Il a créé de nombreux groupes et commissions consultatives pour optimiser et moderniser
le gouvernement de l’Eglise. Des réformes importantes sont attendues, dont un remodelage
de la Curie. Neuf mois après son élection, le pape Bergoglio incarne ainsi le renouvellement
et la purification de l’Église.
Le pape François a touché les cœurs et les
esprits de millions de personnes sur tous les continents et au sein de cultures éloignées
du catholicisme. Au fil de ses homélies quotidiennes, il aide les fidèles, avec exigence
et tendresse, à suivre Jésus et à porter l’espérance au monde. Il est aujourd’hui
considéré comme l'une des personnalités les plus marquantes de la planète. Le vent
de réforme qu’il a fait souffler sur l’Église enthousiasme les uns ou bouscule les
autres mais il ne laisse personne indifférent. Surtout pas l’éditorialiste et écrivain
Patrice de Plunkett qui revient sur les grands changements de ces neuf premiers
mois de pontificat, au micro d'Olivier Tosseri :
Comment
a été ressentie l'élection du Pape François ? Ça a été un véritable électrochoc,
non seulement à l’intérieur de l’Église mais à l’extérieur parce que le Pape François
a suscité un élan d’intérêt sans précédent de la part des milieux non-chrétiens et
non-croyants dans le monde entier.
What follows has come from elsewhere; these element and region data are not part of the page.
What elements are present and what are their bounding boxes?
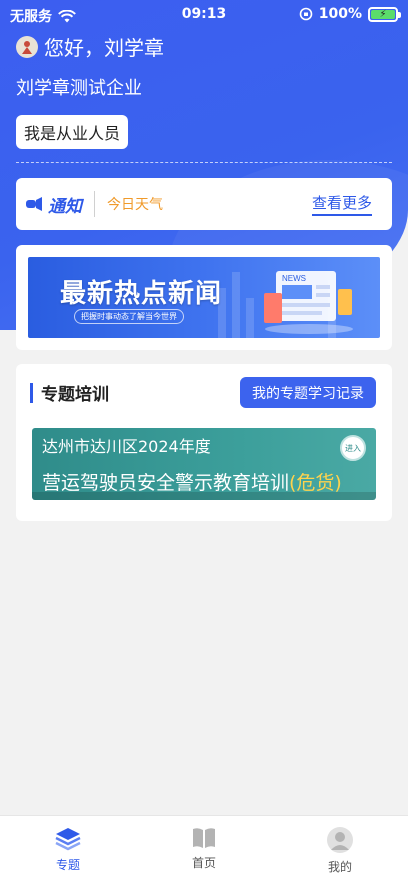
enter-course-button[interactable]: 进入: [340, 435, 366, 461]
view-more-link[interactable]: 查看更多: [311, 192, 372, 216]
notice-bar[interactable]: 通知 今日天气 查看更多: [16, 178, 392, 230]
news-banner[interactable]: 最新热点新闻 把握时事动态了解当今世界 NEWS: [28, 257, 380, 338]
my-study-record-button[interactable]: 我的专题学习记录: [240, 377, 376, 408]
book-icon: [193, 828, 215, 848]
tab-home-label: 首页: [191, 856, 216, 870]
orientation-lock-icon: [299, 7, 313, 21]
course-highlight: (危货): [289, 472, 342, 494]
worker-icon: [22, 40, 32, 54]
role-button[interactable]: 我是从业人员: [16, 115, 129, 149]
notice-message[interactable]: 今日天气: [107, 194, 312, 214]
layers-icon: [55, 828, 81, 851]
tab-mine-label: 我的: [327, 860, 352, 874]
newspaper-illustration: NEWS: [254, 263, 364, 338]
course-title: 营运驾驶员安全警示教育培训: [42, 472, 290, 494]
greeting-text: 您好，刘学章: [44, 36, 164, 60]
news-banner-card: 最新热点新闻 把握时事动态了解当今世界 NEWS: [16, 245, 392, 350]
avatar[interactable]: [16, 35, 38, 58]
notice-logo-text: 通知: [48, 196, 82, 217]
tab-topics[interactable]: 专题: [0, 816, 136, 883]
greeting-row: 您好，刘学章: [16, 32, 164, 61]
bottom-tab-bar: 专题 首页 我的: [0, 815, 408, 883]
training-section-title: 专题培训: [41, 385, 109, 405]
megaphone-icon: [26, 197, 42, 211]
status-right: 100% ⚡: [299, 6, 401, 22]
company-name: 刘学章测试企业: [16, 78, 142, 99]
banner-subtitle: 把握时事动态了解当今世界: [74, 309, 184, 324]
battery-icon: ⚡: [368, 6, 401, 22]
course-line1: 达州市达川区2024年度: [42, 437, 211, 456]
training-header: 专题培训: [30, 380, 109, 405]
notice-divider: [94, 191, 95, 217]
training-card: 专题培训 我的专题学习记录 达州市达川区2024年度 营运驾驶员安全警示教育培训…: [16, 364, 392, 521]
tab-mine[interactable]: 我的: [272, 816, 408, 883]
status-bar: 无服务 09:13 100% ⚡: [0, 0, 408, 28]
tab-home[interactable]: 首页: [136, 816, 272, 883]
course-base-strip: [32, 492, 376, 500]
battery-percent: 100%: [318, 6, 362, 22]
dashed-divider: [16, 162, 392, 163]
course-line2: 营运驾驶员安全警示教育培训(危货): [42, 468, 342, 495]
user-icon: [327, 827, 353, 853]
course-banner[interactable]: 达州市达川区2024年度 营运驾驶员安全警示教育培训(危货) 进入: [32, 428, 376, 500]
tab-topics-label: 专题: [55, 858, 80, 872]
section-marker: [30, 382, 33, 403]
notice-logo: 通知: [26, 192, 82, 217]
banner-title: 最新热点新闻: [60, 279, 223, 309]
news-badge: NEWS: [282, 274, 306, 283]
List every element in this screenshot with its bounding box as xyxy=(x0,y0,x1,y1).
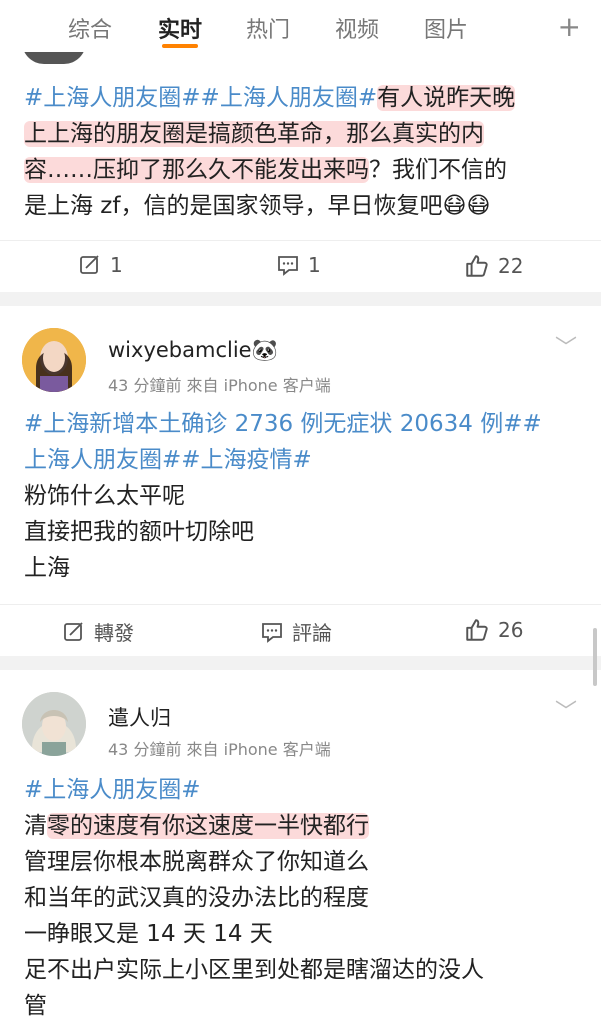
highlight-text: 有人说昨天晚 xyxy=(377,85,516,111)
comment-count: 1 xyxy=(308,253,321,277)
tab-bar: 综合 实时 热门 视频 图片 + xyxy=(0,0,601,52)
chevron-down-icon[interactable]: ﹀ xyxy=(555,330,577,362)
avatar[interactable] xyxy=(22,328,86,392)
post-text: #上海人朋友圈# 清零的速度有你这速度一半快都行 管理层你根本脱离群众了你知道么… xyxy=(24,772,584,1024)
repost-button[interactable]: 轉發 xyxy=(62,617,134,646)
post-separator xyxy=(0,656,601,670)
like-icon xyxy=(466,255,488,277)
post-text-line: 和当年的武汉真的没办法比的程度 xyxy=(24,885,369,911)
post-text-line: 一睁眼又是 14 天 14 天 xyxy=(24,921,273,947)
post-actions: 1 1 22 xyxy=(0,240,601,293)
chevron-down-icon[interactable]: ﹀ xyxy=(555,694,577,726)
like-button[interactable]: 22 xyxy=(464,253,523,279)
post-text-line: 直接把我的额叶切除吧 xyxy=(24,519,254,545)
like-count: 26 xyxy=(498,618,524,642)
scrollbar[interactable] xyxy=(593,628,597,686)
comment-button[interactable]: 評論 xyxy=(260,617,332,646)
highlight-text: 上上海的朋友圈是搞颜色革命，那么真实的内 xyxy=(24,121,484,147)
repost-count: 1 xyxy=(110,253,123,277)
repost-icon xyxy=(64,621,83,641)
tab-comprehensive[interactable]: 综合 xyxy=(68,12,112,44)
post-text-line: 粉饰什么太平呢 xyxy=(24,483,185,509)
post-text-line: 管 xyxy=(24,993,47,1019)
post-actions: 轉發 評論 26 xyxy=(0,604,601,657)
post-text: #上海新增本土确诊 2736 例无症状 20634 例## 上海人朋友圈##上海… xyxy=(24,406,584,586)
like-icon xyxy=(466,619,488,641)
like-count: 22 xyxy=(498,254,524,278)
username[interactable]: 遣人归 xyxy=(108,702,171,732)
post-text-line: ？我们不信的 xyxy=(369,157,507,183)
repost-button[interactable]: 1 xyxy=(78,253,123,277)
hashtag[interactable]: #上海新增本土确诊 2736 例无症状 20634 例## xyxy=(24,406,584,442)
post-text: #上海人朋友圈##上海人朋友圈#有人说昨天晚 上上海的朋友圈是搞颜色革命，那么真… xyxy=(24,80,584,224)
avatar[interactable] xyxy=(22,692,86,756)
post-text-line: 清 xyxy=(24,813,47,839)
comment-label: 評論 xyxy=(292,621,332,645)
tab-realtime[interactable]: 实时 xyxy=(158,12,202,44)
post-meta: 43 分鐘前 來自 iPhone 客户端 xyxy=(108,740,331,759)
tab-images[interactable]: 图片 xyxy=(424,12,468,44)
post-card: wixyebamclie🐼 43 分鐘前 來自 iPhone 客户端 ﹀ #上海… xyxy=(0,306,601,656)
post-card: 遣人归 43 分鐘前 來自 iPhone 客户端 ﹀ #上海人朋友圈# 清零的速… xyxy=(0,670,601,1024)
like-button[interactable]: 26 xyxy=(464,617,523,643)
repost-icon xyxy=(80,255,99,274)
avatar-image xyxy=(22,692,86,756)
comment-button[interactable]: 1 xyxy=(276,253,321,277)
post-card: #上海人朋友圈##上海人朋友圈#有人说昨天晚 上上海的朋友圈是搞颜色革命，那么真… xyxy=(0,42,601,293)
tab-hot[interactable]: 热门 xyxy=(246,12,290,44)
repost-label: 轉發 xyxy=(94,621,134,645)
tab-video[interactable]: 视频 xyxy=(335,12,379,44)
comment-icon xyxy=(278,256,298,276)
hashtag[interactable]: #上海人朋友圈##上海人朋友圈# xyxy=(24,85,377,111)
comment-icon xyxy=(262,622,282,643)
post-text-line: 上海 xyxy=(24,555,70,581)
hashtag[interactable]: #上海人朋友圈# xyxy=(24,772,584,808)
active-tab-indicator xyxy=(162,44,198,48)
post-text-line: 是上海 zf，信的是国家领导，早日恢复吧😷😷 xyxy=(24,193,491,219)
post-text-line: 足不出户实际上小区里到处都是瞎溜达的没人 xyxy=(24,957,484,983)
highlight-text: 容……压抑了那么久不能发出来吗 xyxy=(24,157,369,183)
hashtag[interactable]: 上海人朋友圈##上海疫情# xyxy=(24,442,584,478)
add-tab-button[interactable]: + xyxy=(558,10,581,43)
avatar-image xyxy=(22,328,86,392)
username[interactable]: wixyebamclie🐼 xyxy=(108,338,278,363)
post-text-line: 管理层你根本脱离群众了你知道么 xyxy=(24,849,369,875)
post-meta: 43 分鐘前 來自 iPhone 客户端 xyxy=(108,376,331,395)
post-separator xyxy=(0,292,601,306)
highlight-text: 零的速度有你这速度一半快都行 xyxy=(47,813,369,839)
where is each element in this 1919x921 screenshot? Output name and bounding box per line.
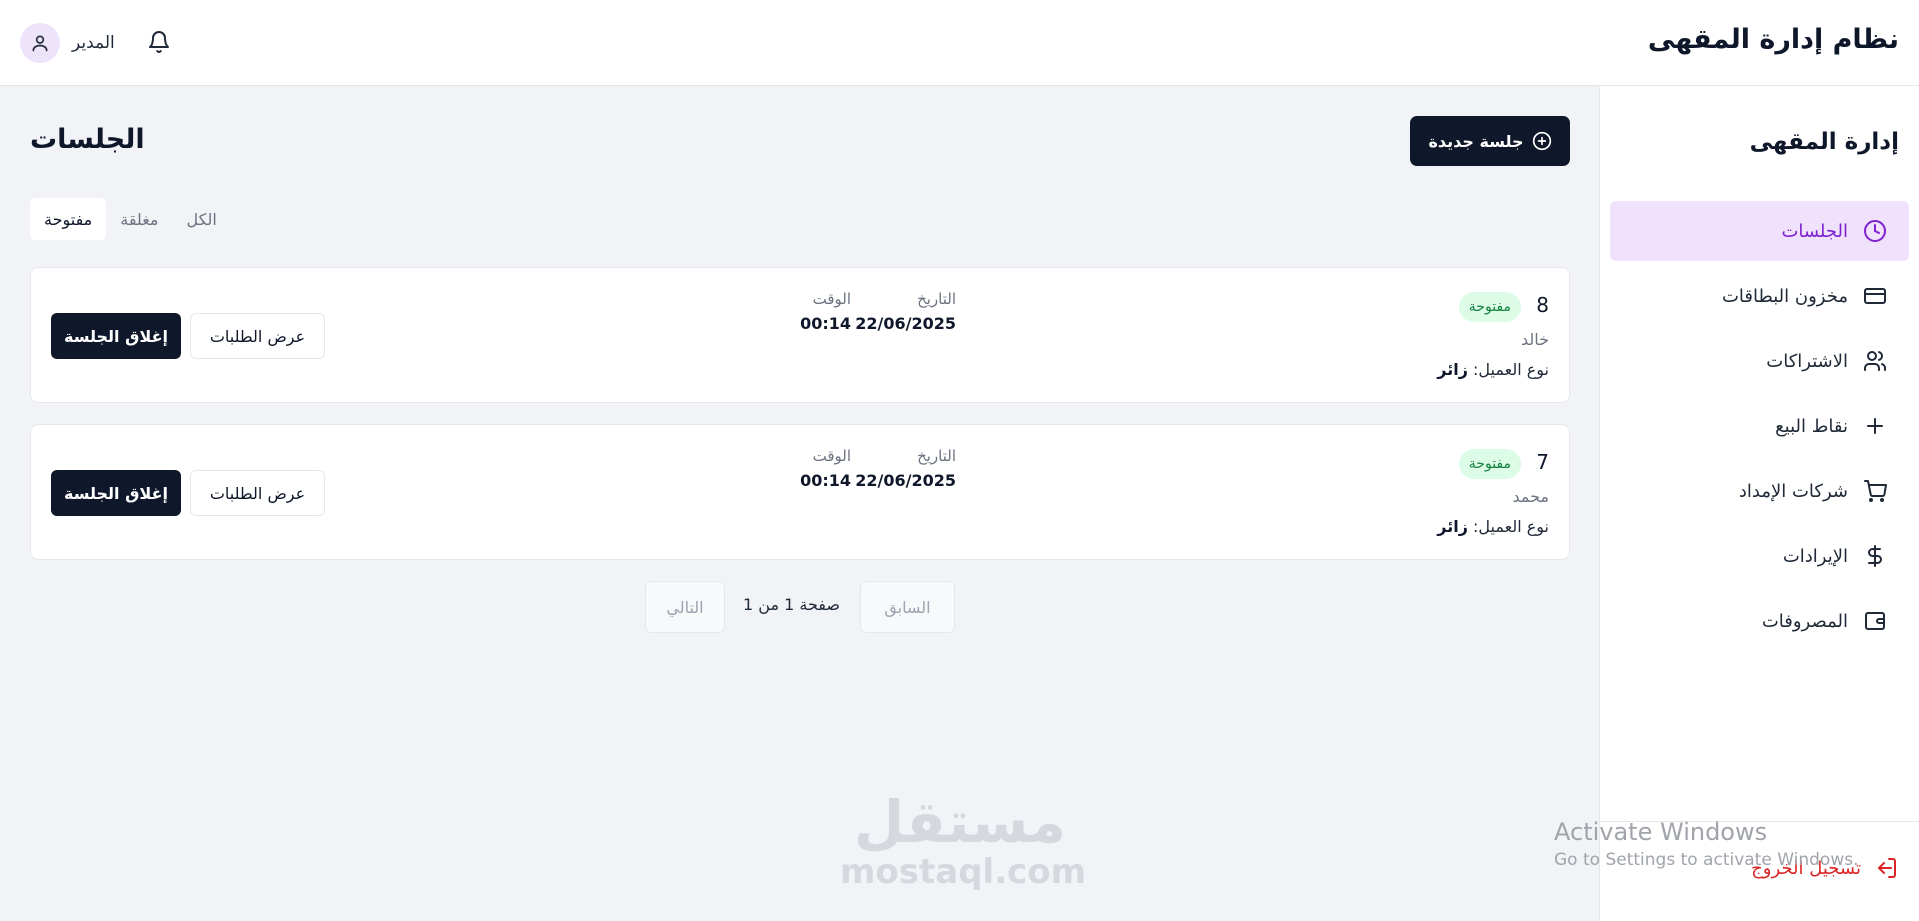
sidebar-item-label: الاشتراكات — [1766, 350, 1848, 372]
watermark-arabic: مستقل — [853, 788, 1067, 856]
wallet-icon — [1862, 608, 1888, 634]
sidebar-item-label: الجلسات — [1781, 220, 1848, 242]
status-badge: مفتوحة — [1458, 292, 1521, 322]
plus-circle-icon — [1532, 131, 1551, 151]
session-number: 8 — [1536, 293, 1549, 317]
date-field: التاريخ 22/06/2025 — [855, 447, 956, 490]
mostaql-watermark: مستقل mostaql.com — [840, 788, 1087, 892]
view-orders-button[interactable]: عرض الطلبات — [190, 313, 325, 359]
page-title: الجلسات — [30, 124, 145, 155]
prev-page-button[interactable]: السابق — [860, 581, 955, 633]
sidebar-item-revenue[interactable]: الإيرادات — [1610, 526, 1909, 586]
status-tabs: مفتوحة مغلقة الكل — [30, 198, 231, 240]
sidebar-item-label: الإيرادات — [1782, 545, 1848, 567]
time-field: الوقت 00:14 — [800, 290, 851, 333]
date-label: التاريخ — [917, 447, 956, 465]
new-session-button[interactable]: جلسة جديدة — [1410, 116, 1570, 166]
date-field: التاريخ 22/06/2025 — [855, 290, 956, 333]
page-indicator: صفحة 1 من 1 — [743, 595, 840, 614]
sidebar-item-sessions[interactable]: الجلسات — [1610, 201, 1909, 261]
sidebar-item-card-inventory[interactable]: مخزون البطاقات — [1610, 266, 1909, 326]
session-number: 7 — [1536, 450, 1549, 474]
main-content: الجلسات جلسة جديدة مفتوحة مغلقة الكل 8 م… — [0, 86, 1599, 921]
activate-windows-hint: Go to Settings to activate Windows. — [1554, 850, 1859, 870]
users-icon — [1862, 348, 1888, 374]
card-icon — [1862, 283, 1888, 309]
sidebar-item-suppliers[interactable]: شركات الإمداد — [1610, 461, 1909, 521]
sidebar-item-subscriptions[interactable]: الاشتراكات — [1610, 331, 1909, 391]
time-value: 00:14 — [800, 314, 851, 333]
session-card: 8 مفتوحة خالد نوع العميل: زائر التاريخ 2… — [30, 267, 1570, 403]
app-title: نظام إدارة المقهى — [1647, 24, 1899, 55]
tab-open[interactable]: مفتوحة — [30, 198, 107, 240]
time-value: 00:14 — [800, 471, 851, 490]
top-bar: المدير نظام إدارة المقهى — [0, 0, 1919, 86]
client-type: نوع العميل: زائر — [1437, 517, 1549, 536]
date-value: 22/06/2025 — [855, 471, 956, 490]
sidebar-item-pos[interactable]: نقاط البيع — [1610, 396, 1909, 456]
user-icon — [32, 35, 48, 52]
plus-icon — [1862, 413, 1888, 439]
sidebar-item-expenses[interactable]: المصروفات — [1610, 591, 1909, 651]
cart-icon — [1862, 478, 1888, 504]
client-type-value: زائر — [1437, 517, 1468, 536]
client-type-value: زائر — [1437, 360, 1468, 379]
client-name: محمد — [1512, 487, 1549, 506]
bell-icon — [149, 31, 169, 53]
avatar[interactable] — [20, 23, 60, 63]
pagination: التالي صفحة 1 من 1 السابق — [645, 581, 955, 633]
client-type-label: نوع العميل: — [1473, 517, 1549, 536]
watermark-latin: mostaql.com — [840, 852, 1087, 892]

Profitant de cet immense intérêt dû à son style
très direct, très clair, très simple et très percutant, il en a usé pour poser des
problèmes qui étaient les problèmes les plus urgents, les plus brûlants. En premier
lieu, l’examen de conscience des catholiques des pays riches (en particulier en France)
par rapport à leurs responsabilités dans la nouvelle Evangélisation : d’une part,
qu’est-ce qui évangélise, qu’est-ce qui n’évangélise pas, que faut-il décanter, laisser
tomber, quelles pages faut-il tourner pour rendre au message et au témoignage évangélique
toute son incandescence. Et d'autre part, la responsabilité des catholiques par rapport
au système économique actuel et aux dégâts sociaux et souffrances humaines très graves,
qu’il engendre sur l’ensemble des continents. Là, il faut bien dire que le Pape a
eu des paroles fulgurantes que l’on retrouve dans l’Exhortation apostolique La
joie de l’Évangile qui est un texte majeur pour le 21°siècle. Ce texte doit être
pris au sérieux par les catholiques dans l’ensemble des pays riches et en particulier
en France parce qu’il faut qu’ils ouvrent les yeux sur la véritable nature de ce système
économique que le Pape François n’hésite pas à décrire avec une vigueur, une sévérité
et une précision incontournables.
Ce style percutant, proche des gens,
enthousiasme beaucoup, et de nombreux catholiques. Quelles conséquences a ce style
du Pape François sur les fidèles ? Ce que Saint Paul écrivait aux communautés
chrétiennes du premier siècle sur le pourtour de la Méditerranée était tout aussi
bousculant quand il parlait aux Corinthiens ou aux Colossiens. C’était très bousculant
! Il leur disait la même chose que le Pape François : « Secouez vos habitudes ! Sortez
de vos habitudes de pensée et surtout comprenez que l’image que vous donnez conditionne
l’efficacité de l’Évangélisation ! Vous êtes responsable de l’impression que vous
faites aux non-croyants. Et si vous voulez les attirer au Christ, il faut changer
d’image si la vôtre n’est pas sympathique et attirante ». Le résultat, c’est par exemple
un débat qui a lieu en ce moment très vigoureusement aux États-Unis entre catholiques
parce qu’une partie du public catholique américain a été choquée par les critiques
que le Pape porte contre le capitalisme libéral. La prise de position de ce remarquable
universitaire catholique américain, Patrick Deneen, sur un site conservateur américain,
qui prend la défense du Pape et qui critique le capitalisme libéral dans des termes
extrêmement vigoureux est d’autant plus passionnante que cet universitaire vient des
milieux conservateurs. Donc les lignes bougent, en France aussi. Il faudrait que tout
le monde prenne conscience de cela en France, que les lignes bougent chez les catholiques
et qu’on ne peut plus continuer dans le conformisme que l’on avait dans les années
90 et les premières années 2000. Non, le système économique actuel n’est pas naturel.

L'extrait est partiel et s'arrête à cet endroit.